The two rice centromere 8 sequences derived from Nipponbare varieties by Nagaki et al.  and Wu et al.  are essentially identical to each other except for the size of the CentO arrays: 38.2 kb versus 68.5 kb of CentO contained in the major cluster for Nagaki et al.  and Wu et al. , respectively. Despite the large differences in satellite copy number, the relative orientation of the tandem arrays is the same for the two groups' sequencing efforts, and the CRR elements that separate the three arrays are identical. Because both groups took steps to confirm that the size of their tracts was accurate, it is unlikely that rearrangements resulting from the cloning process account for the differences between the two groups' findings. Instead, the sequencing efforts probably captured ongoing changes in centromeric satellite copy number and underscore how rapidly such change can occur.

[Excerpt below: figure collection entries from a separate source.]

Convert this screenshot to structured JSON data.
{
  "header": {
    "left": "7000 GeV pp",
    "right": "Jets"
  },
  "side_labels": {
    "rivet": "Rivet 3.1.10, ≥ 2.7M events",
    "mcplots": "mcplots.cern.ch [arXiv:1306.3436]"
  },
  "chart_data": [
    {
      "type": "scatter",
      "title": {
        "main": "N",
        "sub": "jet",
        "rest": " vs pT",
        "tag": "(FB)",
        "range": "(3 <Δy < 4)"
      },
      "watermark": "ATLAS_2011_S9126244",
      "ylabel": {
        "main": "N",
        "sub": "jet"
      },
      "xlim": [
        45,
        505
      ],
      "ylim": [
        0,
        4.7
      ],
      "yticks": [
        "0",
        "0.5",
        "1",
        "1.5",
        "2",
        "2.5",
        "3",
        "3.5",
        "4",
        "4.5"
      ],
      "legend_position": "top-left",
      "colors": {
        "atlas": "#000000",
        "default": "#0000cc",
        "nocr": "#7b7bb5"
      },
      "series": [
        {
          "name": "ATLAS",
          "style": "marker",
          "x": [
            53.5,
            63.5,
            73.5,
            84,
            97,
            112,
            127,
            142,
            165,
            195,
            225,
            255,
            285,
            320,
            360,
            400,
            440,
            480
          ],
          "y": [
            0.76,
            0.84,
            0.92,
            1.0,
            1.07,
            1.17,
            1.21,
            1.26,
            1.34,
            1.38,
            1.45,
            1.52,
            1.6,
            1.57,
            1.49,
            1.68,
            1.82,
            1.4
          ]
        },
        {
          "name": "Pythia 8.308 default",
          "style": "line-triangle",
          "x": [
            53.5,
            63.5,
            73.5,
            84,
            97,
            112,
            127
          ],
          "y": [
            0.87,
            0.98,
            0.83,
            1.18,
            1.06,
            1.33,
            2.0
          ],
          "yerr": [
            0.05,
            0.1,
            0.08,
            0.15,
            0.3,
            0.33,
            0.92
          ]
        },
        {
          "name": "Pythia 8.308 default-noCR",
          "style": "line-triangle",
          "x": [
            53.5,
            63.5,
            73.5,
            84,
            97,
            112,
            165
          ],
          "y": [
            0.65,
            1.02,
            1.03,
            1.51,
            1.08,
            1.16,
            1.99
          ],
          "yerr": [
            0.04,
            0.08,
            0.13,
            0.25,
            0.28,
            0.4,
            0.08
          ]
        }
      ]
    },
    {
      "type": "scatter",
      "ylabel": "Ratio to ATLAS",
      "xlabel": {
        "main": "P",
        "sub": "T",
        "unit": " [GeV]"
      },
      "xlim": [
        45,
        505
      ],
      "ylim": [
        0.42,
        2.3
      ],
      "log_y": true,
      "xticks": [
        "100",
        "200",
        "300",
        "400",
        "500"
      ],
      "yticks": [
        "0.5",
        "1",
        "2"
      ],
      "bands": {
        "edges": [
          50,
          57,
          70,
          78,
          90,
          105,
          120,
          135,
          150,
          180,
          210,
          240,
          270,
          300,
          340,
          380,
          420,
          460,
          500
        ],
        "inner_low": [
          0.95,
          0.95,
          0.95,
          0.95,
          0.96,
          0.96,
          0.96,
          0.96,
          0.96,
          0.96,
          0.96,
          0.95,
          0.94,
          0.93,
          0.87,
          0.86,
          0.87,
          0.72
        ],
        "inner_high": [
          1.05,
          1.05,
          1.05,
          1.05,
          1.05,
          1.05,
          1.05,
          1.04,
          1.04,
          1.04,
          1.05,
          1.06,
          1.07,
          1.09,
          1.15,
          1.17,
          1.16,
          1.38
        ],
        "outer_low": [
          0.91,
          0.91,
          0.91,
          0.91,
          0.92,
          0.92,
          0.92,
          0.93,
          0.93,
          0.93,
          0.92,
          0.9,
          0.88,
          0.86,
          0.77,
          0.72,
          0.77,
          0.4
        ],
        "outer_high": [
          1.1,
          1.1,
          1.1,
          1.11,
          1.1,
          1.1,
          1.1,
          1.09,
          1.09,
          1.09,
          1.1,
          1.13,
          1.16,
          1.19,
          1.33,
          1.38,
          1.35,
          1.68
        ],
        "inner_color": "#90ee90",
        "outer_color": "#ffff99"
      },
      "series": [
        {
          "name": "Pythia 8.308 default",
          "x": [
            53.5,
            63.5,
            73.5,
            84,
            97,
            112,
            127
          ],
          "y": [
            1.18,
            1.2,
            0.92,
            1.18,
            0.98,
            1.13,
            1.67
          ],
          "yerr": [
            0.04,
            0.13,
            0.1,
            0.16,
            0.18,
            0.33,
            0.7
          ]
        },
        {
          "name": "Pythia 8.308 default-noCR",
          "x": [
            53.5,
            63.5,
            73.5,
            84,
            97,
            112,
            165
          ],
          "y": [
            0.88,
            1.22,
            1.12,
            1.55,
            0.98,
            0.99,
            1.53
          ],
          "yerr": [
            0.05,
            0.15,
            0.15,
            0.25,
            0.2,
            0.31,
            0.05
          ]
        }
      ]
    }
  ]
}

In humans, L1 retroelement insertions are scarce in the heart of the centromeric satellite arrays but are more common in the divergent repeat units found on the periphery. Insertions located at some distance from each other are found to be either present or absent as a group, a phenomenon that can be explained by intra-chromosomal recombination between L1 elements simultaneously removing several elements and the intervening satellites . The presence of a centromere-specific LTR retroelement has thus far only been observed in the grasses and, in contrast to human L1 retroelements, the grass centromeric retroelements show a preference for, and frequent insertion into, centromeric regions including satellite arrays. Thus, an accelerated process of continual transposition and subsequent rearrangements coupled with satellite expansion may explain the differences between human and cereal centromeres, the latter of which contain clusters of centromeric satellite organized in fragmented arrays with different orientations and abundant solo LTR elements.
In conclusion, the completion of the first sequences of a centromere from a multicellular eukaryote thus indicates that the necessary regions span hundreds of kilobases and contain a specific repeat. Some of this region is organized around nucleosomes containing CenH3 or histone H3 dimethylated at lysine 9. As other sequences become available, further generalizations will emerge to answer the question from 'Juliet of the genome', "What's in a centromere?"